Pour l'autre modèle de ligand (Cp-P=N), les essais de déprotonation ont été conduits avec HFluPPh2NMes. Contrairement à HMe4CpSiMe2NPtBu3,

HFluPPh2NMes réagit immédiatement avec LiHMDS dans le THF deutéré pour

former un unique produit identifié en RMN 31P à + 1,74 ppm (ligand à – 1,62 ppm)

(Figure 3.23).

La déprotonation est mise en évidence par la disparition du doublet du proton au pied du fluorène à 5,33 ppm en RMN 1H. Les signaux des méthyles du mésityle,

qui n'étaient pas différenciés dans le THF pour le ligand (1,99 ppm), sont désormais séparés : 1,77 ppm (Me o-Mes) et 2,05 ppm (Me p-Mes). Dans la zone des protons aromatiques on note l'apparition d'un doublet à champ faible à 7,95 ppm et le blindage de certains protons aromatiques en-dessous de 6,8 ppm.

c.
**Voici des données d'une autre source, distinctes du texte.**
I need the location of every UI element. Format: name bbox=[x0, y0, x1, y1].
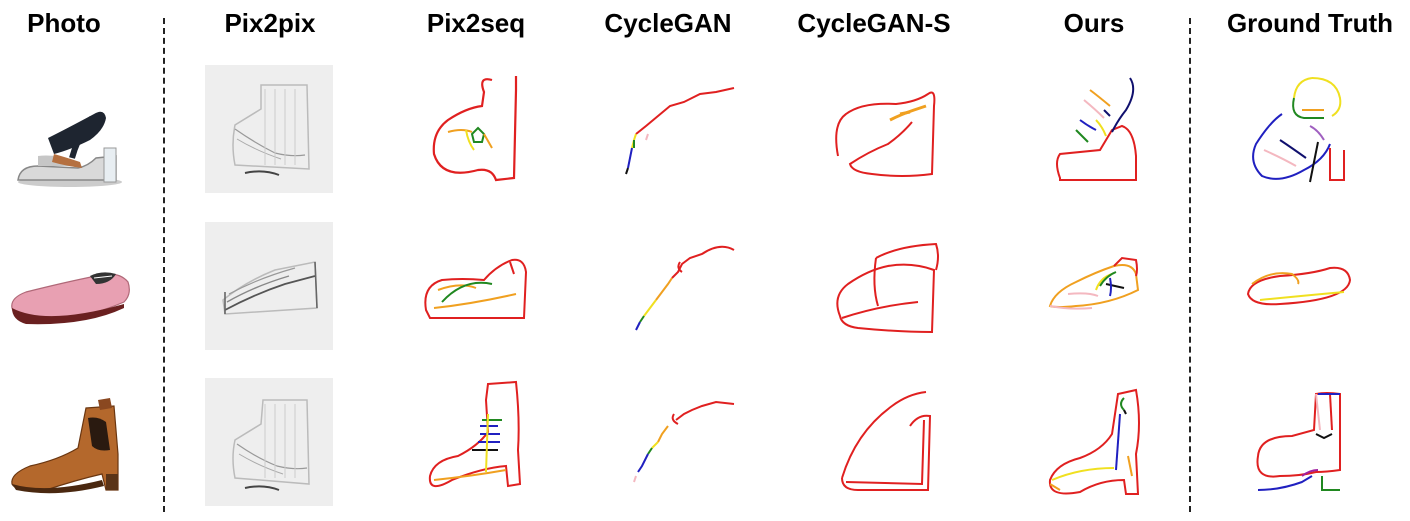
photo-slip-on bbox=[6, 232, 136, 362]
column-header-ground-truth: Ground Truth bbox=[1227, 8, 1393, 39]
photo-ankle-boot bbox=[6, 384, 136, 514]
column-header-photo: Photo bbox=[27, 8, 101, 39]
column-header-ours: Ours bbox=[1064, 8, 1125, 39]
cyclegan-s-sandal bbox=[818, 74, 948, 204]
pix2seq-sandal bbox=[412, 70, 542, 200]
cyclegan-s-ankle-boot bbox=[818, 386, 948, 516]
column-header-cyclegan-s: CycleGAN-S bbox=[797, 8, 950, 39]
pix2pix-ankle-boot bbox=[205, 378, 333, 506]
pix2pix-sandal bbox=[205, 65, 333, 193]
cyclegan-sandal bbox=[612, 76, 742, 206]
cyclegan-slip-on bbox=[612, 238, 742, 368]
pix2seq-ankle-boot bbox=[412, 380, 542, 510]
ground-truth-ankle-boot bbox=[1240, 380, 1370, 510]
ours-ankle-boot bbox=[1040, 384, 1170, 514]
ours-sandal bbox=[1040, 70, 1170, 200]
ground-truth-sandal bbox=[1240, 70, 1370, 200]
pix2seq-slip-on bbox=[412, 238, 542, 368]
pix2pix-slip-on bbox=[205, 222, 333, 350]
cyclegan-ankle-boot bbox=[612, 384, 742, 514]
photo-sandal bbox=[8, 86, 138, 216]
divider-right bbox=[1189, 18, 1191, 512]
ours-slip-on bbox=[1040, 232, 1170, 362]
column-header-pix2seq: Pix2seq bbox=[427, 8, 525, 39]
column-header-pix2pix: Pix2pix bbox=[224, 8, 315, 39]
column-header-cyclegan: CycleGAN bbox=[604, 8, 731, 39]
divider-left bbox=[163, 18, 165, 512]
ground-truth-slip-on bbox=[1240, 240, 1370, 370]
cyclegan-s-slip-on bbox=[818, 236, 948, 366]
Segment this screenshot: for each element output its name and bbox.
Réaction des complexes lithium avec des précurseurs chloro ou mixtes amido/chloro

Les ligands lithiés LiMe4CpSiMe2PtBu3 et LiFluPPh2NMes ont ensuite été traités par transmétallation avec un métal du groupe 4. Les précurseurs métalliques utilisés sont le tétrachlorozirconium (ZrCl4(THF)2 et ZrCl4) et le dérivé mixte

dichlorobisdiéthylaminozirconium (Zr(NEt2)2Cl2(THF)2). Malgré de nombreuses

expériences dans des conditions variées (température, solvant, concentration) aucun complexe n'a pu être mis en évidence (Figure 3.24).

Figure 3.24 Absence de transmétallation entre les ligands lithiés

LiMe4CpSiMe2PtBu3 et LiFluPPh2NMes et les précurseurs ZrCl4, ZrCl4(THF)2 et

Zr(NEt2)2Cl2(THF)2.

d. Conclusion

La transmétallation apparaît donc délicate pour les ligands synthétisés. Avec

HFluSiMe2NPPh3 un phénomène d'orthométallation d'un des substituants phényles

du phosphore semble se produire lors de la première étape de lithiation. Même si la lithiation s'opère “normalement” avec les autres ligands, pour lesquels ce problème est évité (LiMe4CpSiMe2PtBu3 et LiFluPPh2NMes), aucune réaction n'est observée avec des précurseurs chloro ou mixtes amido/chloro dans les conditions utilisées. D'après ce qui a été discuté au paragraphe 3.1.2 sur la transmétallation, cette réaction dépend de nombreux facteurs dont la structure du ligand, et elle est notamment difficile à réaliser avec les dérivés fluorényles. Nous nous sommes donc tournés vers une autre voie, l'amine élimination, qui a souvent apporté une solution d'après les données de la littérature.